Sunday, October 16

Visions for an Urban National Park

I'll admit that I had no idea a reasonably large national park existed within the boundaries of New York City. Even after a short-lived but legitimate childhood obsession with national park trivia, and after having worked in a national park in Wyoming for a little while, this urban recreational area escaped me. That is until opening Gateway: Visions for an Urban National Park, a book recently released from Princeton Architectural Press. It catalogs the collaborative effort between the National Park Service and a host of designers, mostly landscape architects, in telling the story of this park while continuing to write it.

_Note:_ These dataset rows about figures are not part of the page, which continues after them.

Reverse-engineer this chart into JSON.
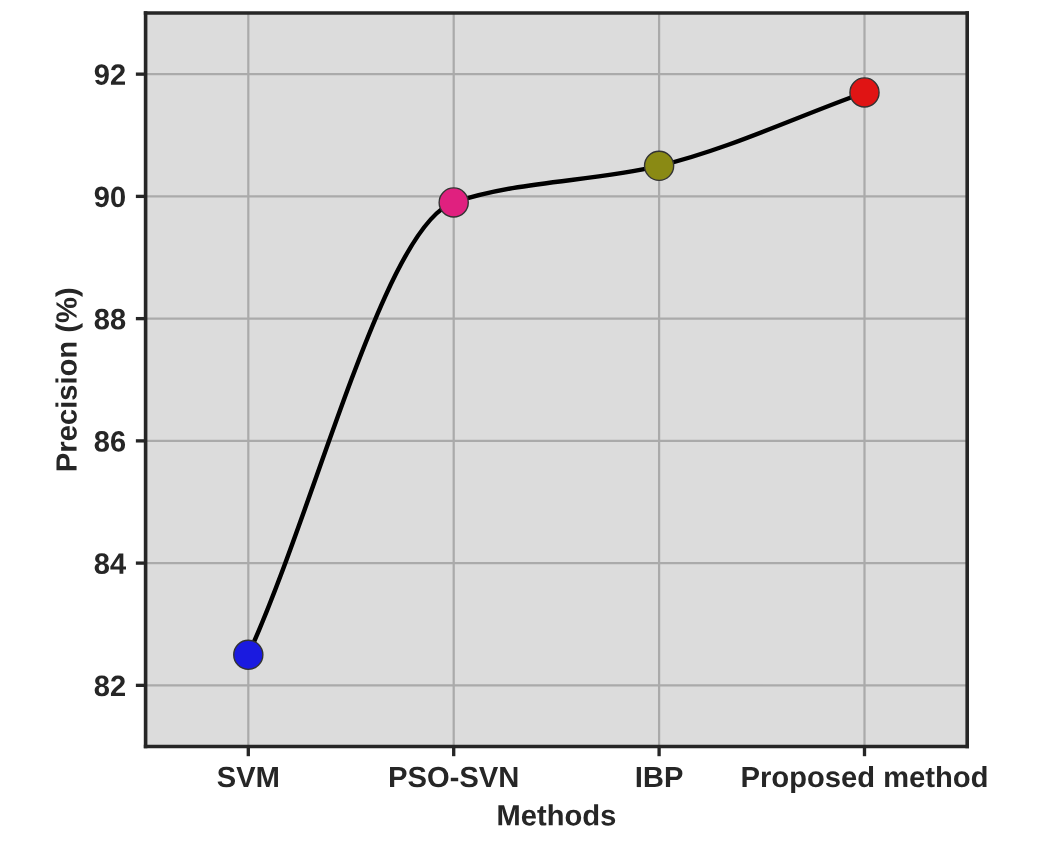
{
  "chart_data": {
    "type": "line",
    "xlabel": "Methods",
    "ylabel": "Precision (%)",
    "categories": [
      "SVM",
      "PSO-SVN",
      "IBP",
      "Proposed method"
    ],
    "series": [
      {
        "color": "#000000",
        "colors": [
          "#1a1ae0",
          "#e0207f",
          "#8a8a14",
          "#e01414"
        ],
        "values": [
          82.5,
          89.9,
          90.5,
          91.7
        ]
      }
    ],
    "ylim": [
      81,
      93
    ],
    "yticks": [
      82,
      84,
      86,
      88,
      90,
      92
    ],
    "grid": true,
    "marker": "circle",
    "line_style": "solid"
  }
}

Maybe I missed Gateway, because it has yet to find a clear identity. As Alexander Brash, a director in the National Parks Conservation Association, writes "Gateway really has no clear thematic past, nor has an easily recognizable and unifying vision for its future been embraced."
  • Gateway is split in to three units: Staten Island, the Jamaica Bay section of Brooklyn, and Sandy Hook in New Jersey. There's no clear way to tie them together. 
  • Gateway's history is split between a location of early native Lenape trails, the site of NYC's first airport, and America's largest World War II naval base. Less glamorously, it contains a quarantine island that housed sickly immigrants, as well as the final and gruesome destination for most of the city's 19th century transportation system. 
  • Gateway is an important estuary for migratory birds, but also a grand experiment in the remediation of over a century worth of unmitigated pollution. 
  • Gateway also functions essentially as a regional park for seven million people a year, allowing many to benefit from a national park who may otherwise never visit one.
The park's complexity is what makes it such a compelling topic for the design competition. Some of the ideas generated can be more feasibly implemented than others, but, in this case, that's fine. The goal was never to select an out-of-the-box design to be built but rather to generate a host of concepts that could help re-envision the park's future. While the NPS will never actually construct thousands of hydroponic pontoons and push them off into Jamaica Bay, the picture of these floating pods underscores Gateway's need to adapt to the shifting interface between water and land after climate change. This was a major theme that many designers picked up on.

Others focused on the park's almost teasing sense of accessibility. While located very near millions of people, it's barely out of reach of the subway and planned ferry services throughout between park sites never materialized. Jamaica Bay became another of Robert Moses' victims when he cut off access from Brooklyn neighborhoods with the Belt Parkway (although, to be fair, Moses also oversaw construction of the popular Jacob Riis park in Gateway). Many proposals tie together ferry lines, subway extensions, multiuse trails, and even overhead cable cars to unify the park and the city.

Of all the parks features, by far the greatest attention was paid to the abandoned Floyd Bennett Field,  with its crumbling runways and nameless structures scattered around. This is a canvas to good to pass up. An editor of the volume, Kate Orff describes Gateway as "post-picturesque," in contrast to Olmstead's Central Park.
"Just as Central Park's construction sharpened our concept of 'the public realm' for an industrializing New York City, re-envisioning Jamaica Bay as a thriving cosmopolitan ecology would further evolve the concept of public space based on stewardship and cultivated wilderness for post-industrial contexts."
If the National Park System has traditionally evoked transcendence through spectacular natural beauty or historic narratives, Gateway could be something different. One of the designs had members of the public walking through each stage of a water treatment process. From the point where the effluent flows in, through a series of settling pools,  and into a restored marsh. At first, I was skeptical. I doubted that families would really bother to follow the informational signage through this seemingly mundane process. But why not? Where else is this kind of story being told?